Shuck and Jive


Wednesday, September 24, 2008

Earth as Sacred Community


We are reading Thomas Berry's Evening Thoughts: Earth As Sacred Community during our Thursdays with Jesus study group. If you are near our sacred mountain, join us every Thursday from 10:30 until noon.






This is an insightful book. His ideas resonate with me. Evening Thoughts is a collection of essays regarding Earth and the place of the human. "The Place of the Human" is the title of the essay we will discuss tomorrow. He begins:




How and why did our present devastation of the Earth happen? How did Western civilization, deriving as it does from a biblical Christian humanist matrix, provide the basis for the aggressive commercial industrial culture that grew from it? How has industrial culture led to the catastrophic processes we witness at the present time? We might consider these questions in terms of the six transcendences that have made us vulnerable to such forms of development over the centuries.
He goes on to describe the six transcendences. I will offer each with a brief description.
  1. a transcendent, personal, monotheistic, creative deity. A transcendent patriarchal deity outside of the phenomenal world has served to "desacralize the phenomenal world." Berry suggests that "the first commandment might read: 'Thou shalt not have an Earth Mother.'" We treat the phenomenal world with less reverence than those cultures in which there is a "sacred dimension to trees, to rivers, and to the whole of creation."
  2. the spiritual nature of the human. We do not form a single society with this world. We do not belong to this world and are detached from it. The material world loses its sacred dimension.
  3. the primacy of our belief in redemption. We are not for this world but belong to some transcendent world. We need redemption from the material world itself.
  4. the transcendence of mind. This is the result of Descarte's separating the mind from the material world. Until Descartes, each living being was an ensouled being. After Descartes, each living being is a mechanism.
  5. our transcendent technology. With technology, humans are able to transcend their natural limits. "We can preserve life. We can delay death. We can extinguish other life forms."
  6. a transcendent historical destiny for humans. Our destiny is in some other world. This is so much the case that "religious believers in our society have shown little concern for the integrity and survival of this world. Only such disdain for this world could have so diminished our concern for what is happening here that we would accept the extinguishing of living forms on such a scale that it could only be equaled by the extinction at the end of the Mesozoic period some 65 million years ago."
He goes on to say that "the controlling force of modern civilization that has brought us to where we are is the complex of industrial corporations that developed throughout Western civilization in the twentieth century. "

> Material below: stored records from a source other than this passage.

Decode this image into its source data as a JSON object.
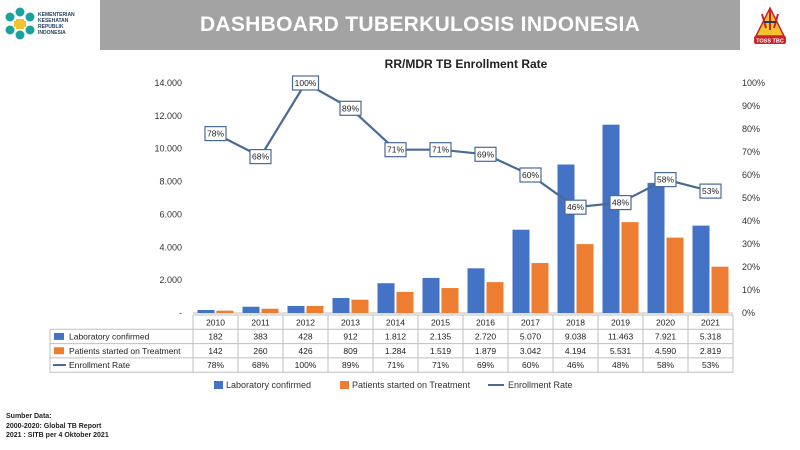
{
  "header": {
    "title": "DASHBOARD TUBERKULOSIS INDONESIA",
    "logo_lines": [
      "KEMENTERIAN",
      "KESEHATAN",
      "REPUBLIK",
      "INDONESIA"
    ],
    "badge_text": "TOSS TBC"
  },
  "colors": {
    "header_bar": "#a3a3a3",
    "lab_confirmed": "#4472c4",
    "started_treatment": "#ed7d31",
    "enrollment_line": "#4a6a96",
    "logo_teal": "#1aa39c",
    "logo_yellow": "#f2c230",
    "badge_red": "#c9242b"
  },
  "chart_data": {
    "type": "bar",
    "title": "RR/MDR TB Enrollment Rate",
    "categories": [
      "2010",
      "2011",
      "2012",
      "2013",
      "2014",
      "2015",
      "2016",
      "2017",
      "2018",
      "2019",
      "2020",
      "2021"
    ],
    "series": [
      {
        "name": "Laboratory confirmed",
        "values": [
          182,
          383,
          428,
          912,
          1812,
          2135,
          2720,
          5070,
          9038,
          11463,
          7921,
          5318
        ],
        "labels": [
          "182",
          "383",
          "428",
          "912",
          "1.812",
          "2.135",
          "2.720",
          "5.070",
          "9.038",
          "11.463",
          "7.921",
          "5.318"
        ]
      },
      {
        "name": "Patients started on Treatment",
        "values": [
          142,
          260,
          426,
          809,
          1284,
          1519,
          1879,
          3042,
          4194,
          5531,
          4590,
          2819
        ],
        "labels": [
          "142",
          "260",
          "426",
          "809",
          "1.284",
          "1.519",
          "1.879",
          "3.042",
          "4.194",
          "5.531",
          "4.590",
          "2.819"
        ]
      },
      {
        "name": "Enrollment Rate",
        "type": "line",
        "axis": "right",
        "values": [
          78,
          68,
          100,
          89,
          71,
          71,
          69,
          60,
          46,
          48,
          58,
          53
        ],
        "labels": [
          "78%",
          "68%",
          "100%",
          "89%",
          "71%",
          "71%",
          "69%",
          "60%",
          "46%",
          "48%",
          "58%",
          "53%"
        ]
      }
    ],
    "left_axis": {
      "ylim": [
        0,
        14000
      ],
      "ticks": [
        "-",
        "2.000",
        "4.000",
        "6.000",
        "8.000",
        "10.000",
        "12.000",
        "14.000"
      ]
    },
    "right_axis": {
      "ylim": [
        0,
        100
      ],
      "ticks": [
        "0%",
        "10%",
        "20%",
        "30%",
        "40%",
        "50%",
        "60%",
        "70%",
        "80%",
        "90%",
        "100%"
      ]
    },
    "grid": false,
    "legend": "bottom",
    "legend_items": [
      "Laboratory confirmed",
      "Patients started on Treatment",
      "Enrollment Rate"
    ]
  },
  "source": {
    "lines": [
      "Sumber Data:",
      "2000-2020:  Global TB Report",
      "2021 : SITB per 4 Oktober 2021"
    ]
  }
}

Berry says we need a realistic evaluation of the vision of the industrial world and an alternative vision. We cannot sustain this way of life. But we cannot seem to give it up.

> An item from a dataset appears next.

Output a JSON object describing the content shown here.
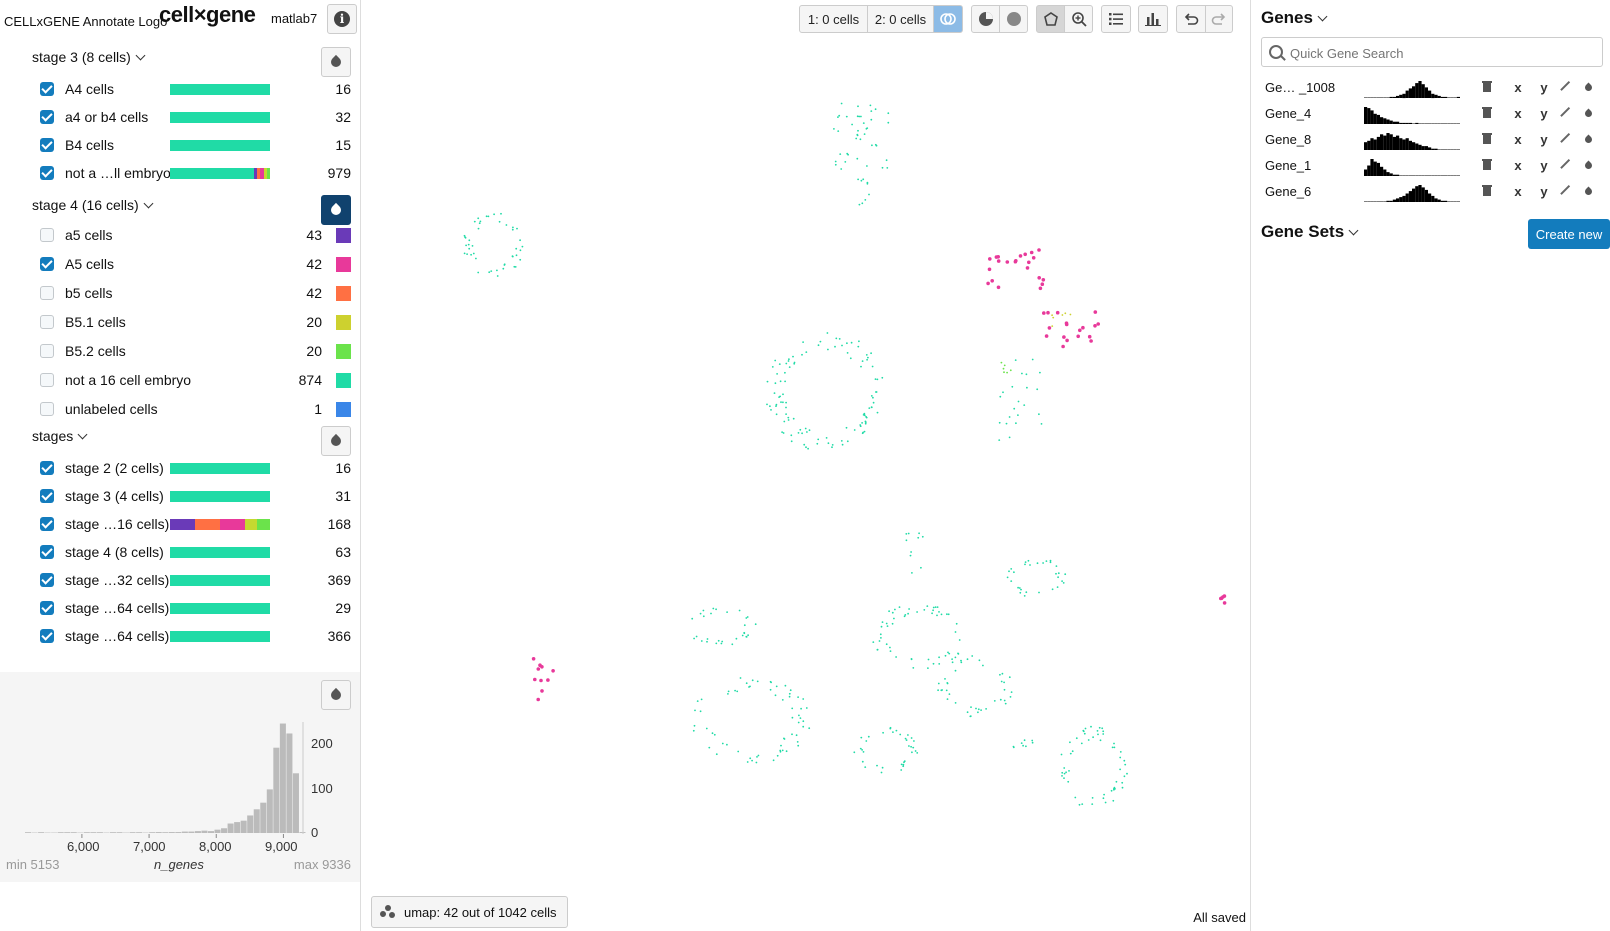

The industrial world has a dark side that its creators did not foresee. But we see it. We cannot maintain it financially. Earth does not have the petrochemical resources to sustain it.


He writes: "All the oil in Alaska will not keep the United States going for more than a few years."


So how do we envision our future?

The natural world itself is the primary economic reality, the primary educator, the primary governance, the primary healer, the primary presence of the sacred, the primary moral value.
He concludes this essay with the preamble of the Earth Charter:
Humanity is part of a vast evolving universe. Earth, our home, is alive with a unique community of life. The forces of nature make existence a demanding and uncertain adventure, but Earth has provided the conditions essential to life's evolution.
According to the charter: "The protection of Earth's vitality, diversity, and beauty is a sacred trust."

That sacred trust says Berry is

"the counterpoint to the particular transcendences outlined in this chapter. With the emergence of this alternative biocracy, the conditions for the sustainability of life systems can be established."
It is pleasing to read someone who resonates with your way of thinking. What he says so eloquently is what I have been trying to say. Our religion, our education, our governance, our meaning and purpose must be connected with Earth and our future. Earth is our home. Earth is sacred.